Our critical friends benefitted from presentations and discussions with the Hamiltonhill Claypits local nature reserve members then a smaller group gathered at the Children’s Wood in the middle of some typical Scottish weather.
At the Claypits LNR we began with a light/shadow engagement with a shadow/light assessment of an oak. Followed by some work with a willow then a spectacular response from a Hawthorne. The first video was provided by Georg Dietzler an artist and curator, the second by Bob Alston the Vice Chair of the Claypits and a lifelong musician. Have a look and listen.
Willow
Hawthorne
For this event almost twenty people were present including Claypits LNR leaders and members – Bob Alston, Reuben Aspden, Robert Glassey, Margaret and David Mitchell, Scott Milligan, Kristin Mojsiewicz, Colin Thompson, and Pat Thomson.

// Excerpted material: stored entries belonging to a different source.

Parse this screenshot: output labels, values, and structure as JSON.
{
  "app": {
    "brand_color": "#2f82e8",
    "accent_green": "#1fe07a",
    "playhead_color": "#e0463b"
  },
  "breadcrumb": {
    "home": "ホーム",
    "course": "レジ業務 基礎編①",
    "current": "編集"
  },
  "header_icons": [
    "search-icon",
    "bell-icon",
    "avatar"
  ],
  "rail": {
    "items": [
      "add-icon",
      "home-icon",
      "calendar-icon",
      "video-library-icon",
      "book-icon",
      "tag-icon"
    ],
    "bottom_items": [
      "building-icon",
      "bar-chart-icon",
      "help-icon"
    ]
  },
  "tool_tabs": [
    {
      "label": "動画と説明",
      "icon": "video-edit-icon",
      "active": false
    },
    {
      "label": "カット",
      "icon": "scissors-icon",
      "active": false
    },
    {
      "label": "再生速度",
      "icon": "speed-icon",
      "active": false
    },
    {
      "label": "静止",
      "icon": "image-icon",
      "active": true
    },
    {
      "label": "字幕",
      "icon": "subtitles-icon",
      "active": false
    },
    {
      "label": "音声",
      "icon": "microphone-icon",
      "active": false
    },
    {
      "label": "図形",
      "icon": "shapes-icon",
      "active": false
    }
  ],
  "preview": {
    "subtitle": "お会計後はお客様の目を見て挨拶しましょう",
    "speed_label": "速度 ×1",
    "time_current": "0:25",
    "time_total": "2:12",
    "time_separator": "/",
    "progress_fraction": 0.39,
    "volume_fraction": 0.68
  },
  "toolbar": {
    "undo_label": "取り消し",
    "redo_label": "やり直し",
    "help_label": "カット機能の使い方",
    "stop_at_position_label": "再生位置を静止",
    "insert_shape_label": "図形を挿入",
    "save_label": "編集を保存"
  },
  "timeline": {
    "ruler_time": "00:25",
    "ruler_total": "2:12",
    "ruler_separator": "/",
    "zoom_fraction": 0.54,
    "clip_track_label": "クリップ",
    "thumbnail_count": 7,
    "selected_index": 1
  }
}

After the thirty minute performance we gathered to talk about three things: The first was the validity of technology as a means to see and hear things that are otherwise silent and invisible, does it enable ne relationships with living things? Another question was about listening to things in the world, with the same kind of attention we bring to the sound of a lover, an ageing parent or a child, what happens when we have the time and attention to listen to the breath of things? We talked for over thirty minutes. One of our favourite statement from the discussion is below.
“So listening to this. . . it made me a wee bit more aware of that, that a in a strange and maybe just in another way, that that is a life. When I listened to this, it sounds like a kind of heart beat and maybe I’m imagining it. Yeah. Yeah. Obviously this is something that is loving and it sounds as if I was listening to, my own body and my heart, my brain and other parts and my blood flow and that’s progress in a way, you know what I mean?”
One photo from the effort in the Chidren’s Wood.
The week included extensive discussions about both the form and iconography of the wrist instrument and the back pack as well as consideration of the composition with detailed conversations between Stevie and Chris about the envelope of each individual note as well as the relative relationship between the attack as the note begins to make sound as well as its fade as other notes come into play. Amanda and Stevie were not worries about the relationship between the instruments they felt the duet which in many ways was assumed from the beginning, is a device the evolves and changes as we work with different trees. They felt that worked, as it is. Georg and Rachel had specific ideas about the dramaturgy and the form, with many notes taken with Georg over the week he was with us. While Rachel’s input was confined to an intense few hours on a Friday afternoon – her input was limited but very specific and sought to encourage Reiko’s natural approach, and a sense of reverence and attention to the leaf and tree itself. Such a week. ; ) Quite Intense.